B761 is taught by P. Purcell

Approximately 1,500,000 tax-exempt organizations in the U.S. provide an array of services, ranging from urban hospitals, major universities, nation-wide social service agencies and grant-making private foundations to grassroots homeless shelters, food pantries and health clinics. Over $400 billion in charitable gifts donated each year support these services. Charitable giving takes a variety of forms including outright gifts of cash or property, charitable endowments, bequests in wills or trusts, beneficiary designations of retirement plans or life insurance, gift annuities or charitable remainder trusts paying the donor a lifetime income, and complex charitable lead trusts. Most planning techniques offer significant savings in gift, estate, income and/or capital gains taxes.

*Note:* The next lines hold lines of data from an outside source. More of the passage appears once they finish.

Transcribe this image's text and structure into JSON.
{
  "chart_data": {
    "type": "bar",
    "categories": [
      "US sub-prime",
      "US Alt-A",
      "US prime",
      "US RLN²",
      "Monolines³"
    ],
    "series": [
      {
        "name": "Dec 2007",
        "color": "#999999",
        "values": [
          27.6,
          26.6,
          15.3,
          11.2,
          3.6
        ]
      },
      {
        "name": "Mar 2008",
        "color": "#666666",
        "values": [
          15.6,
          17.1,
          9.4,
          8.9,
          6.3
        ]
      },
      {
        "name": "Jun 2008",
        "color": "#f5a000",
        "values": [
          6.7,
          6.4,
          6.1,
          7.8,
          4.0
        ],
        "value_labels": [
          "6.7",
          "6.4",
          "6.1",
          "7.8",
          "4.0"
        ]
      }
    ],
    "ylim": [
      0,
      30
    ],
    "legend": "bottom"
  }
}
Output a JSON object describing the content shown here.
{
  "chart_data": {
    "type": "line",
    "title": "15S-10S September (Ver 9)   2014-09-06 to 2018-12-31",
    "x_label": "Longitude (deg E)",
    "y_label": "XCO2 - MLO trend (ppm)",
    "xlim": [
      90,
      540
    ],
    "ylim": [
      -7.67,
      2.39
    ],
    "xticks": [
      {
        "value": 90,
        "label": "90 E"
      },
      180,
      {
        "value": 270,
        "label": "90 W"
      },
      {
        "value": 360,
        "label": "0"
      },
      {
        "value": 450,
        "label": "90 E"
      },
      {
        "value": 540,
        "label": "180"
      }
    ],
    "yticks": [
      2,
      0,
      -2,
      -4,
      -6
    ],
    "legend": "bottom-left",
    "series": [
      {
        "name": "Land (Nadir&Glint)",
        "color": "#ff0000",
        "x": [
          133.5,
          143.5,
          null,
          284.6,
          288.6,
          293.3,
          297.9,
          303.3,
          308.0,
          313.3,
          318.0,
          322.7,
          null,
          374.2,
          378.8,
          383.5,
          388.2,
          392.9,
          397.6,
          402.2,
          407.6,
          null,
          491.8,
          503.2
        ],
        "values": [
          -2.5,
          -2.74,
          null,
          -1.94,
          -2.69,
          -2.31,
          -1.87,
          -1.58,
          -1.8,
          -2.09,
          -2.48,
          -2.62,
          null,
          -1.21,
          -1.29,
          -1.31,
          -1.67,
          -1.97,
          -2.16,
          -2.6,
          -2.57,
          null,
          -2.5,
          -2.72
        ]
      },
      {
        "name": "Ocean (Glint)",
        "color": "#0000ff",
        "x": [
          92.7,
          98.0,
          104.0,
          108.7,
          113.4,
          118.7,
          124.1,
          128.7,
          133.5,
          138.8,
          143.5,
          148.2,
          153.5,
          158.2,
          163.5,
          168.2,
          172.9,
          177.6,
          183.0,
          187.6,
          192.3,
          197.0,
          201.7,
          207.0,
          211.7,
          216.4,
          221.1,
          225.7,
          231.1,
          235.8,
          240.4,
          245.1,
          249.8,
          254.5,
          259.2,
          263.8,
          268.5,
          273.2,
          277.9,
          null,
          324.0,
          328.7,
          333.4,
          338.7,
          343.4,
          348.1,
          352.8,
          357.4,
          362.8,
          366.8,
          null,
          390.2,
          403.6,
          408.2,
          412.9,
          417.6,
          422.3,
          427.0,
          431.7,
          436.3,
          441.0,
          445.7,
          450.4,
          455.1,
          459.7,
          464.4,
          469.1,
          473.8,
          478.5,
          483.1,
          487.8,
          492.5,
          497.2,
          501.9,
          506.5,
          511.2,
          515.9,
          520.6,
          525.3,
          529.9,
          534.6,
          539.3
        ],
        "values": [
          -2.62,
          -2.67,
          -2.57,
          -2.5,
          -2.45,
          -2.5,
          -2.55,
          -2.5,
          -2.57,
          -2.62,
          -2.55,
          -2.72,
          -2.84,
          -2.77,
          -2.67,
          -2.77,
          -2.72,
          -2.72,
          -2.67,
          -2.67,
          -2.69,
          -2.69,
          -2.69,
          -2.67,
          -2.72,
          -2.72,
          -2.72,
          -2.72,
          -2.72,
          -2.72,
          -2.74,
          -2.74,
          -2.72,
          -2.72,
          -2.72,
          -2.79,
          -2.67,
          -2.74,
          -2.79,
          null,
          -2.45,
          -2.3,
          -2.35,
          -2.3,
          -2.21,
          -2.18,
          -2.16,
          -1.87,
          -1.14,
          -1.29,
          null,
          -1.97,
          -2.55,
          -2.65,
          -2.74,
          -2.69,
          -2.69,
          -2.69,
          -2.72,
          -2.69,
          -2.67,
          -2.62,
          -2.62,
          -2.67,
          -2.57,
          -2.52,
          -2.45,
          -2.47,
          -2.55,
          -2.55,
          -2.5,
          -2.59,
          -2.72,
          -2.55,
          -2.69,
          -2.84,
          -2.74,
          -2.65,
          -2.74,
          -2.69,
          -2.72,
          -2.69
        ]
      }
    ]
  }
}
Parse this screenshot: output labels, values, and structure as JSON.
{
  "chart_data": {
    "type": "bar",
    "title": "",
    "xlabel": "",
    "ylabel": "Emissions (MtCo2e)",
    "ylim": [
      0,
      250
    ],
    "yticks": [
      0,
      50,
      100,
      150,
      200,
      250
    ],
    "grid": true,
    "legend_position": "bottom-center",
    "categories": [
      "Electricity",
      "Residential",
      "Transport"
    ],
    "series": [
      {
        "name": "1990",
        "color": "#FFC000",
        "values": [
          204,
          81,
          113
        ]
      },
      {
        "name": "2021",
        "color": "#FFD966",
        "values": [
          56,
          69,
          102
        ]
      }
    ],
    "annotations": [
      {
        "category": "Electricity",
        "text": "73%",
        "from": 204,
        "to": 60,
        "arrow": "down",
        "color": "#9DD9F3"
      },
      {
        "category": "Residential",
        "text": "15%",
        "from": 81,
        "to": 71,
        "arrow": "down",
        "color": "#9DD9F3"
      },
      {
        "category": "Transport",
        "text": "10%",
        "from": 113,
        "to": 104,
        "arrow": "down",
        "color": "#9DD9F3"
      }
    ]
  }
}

This course will review the history and current state of nonprofit corporations and tax-exempt organizations, exploring issues related to their creation, operation and governance for the attorney who may counsel or work for such an organization. Charitable giving tax laws will be examined in detail, illustrating the various ways in which an estate planning attorney may advise his or her client to consider a charitable gift in the context of an estate plan. Finally, we will show how the field of planned giving offers attorneys a venue for public service by assisting the fundraising needed by a charity to fulfill its mission.

Students will have an opportunity to meet and question staff and attorneys who counsel charitable organizations and their donors or clients in order to learn more about this unique third sector of American society.

No final exam.

The grade is based on:

1. Class participation,

2. Case study analyses, and

3. Interview report (written and oral to class) of a meeting with an attorney serving the nonprofit field that I arrange on behalf of each student.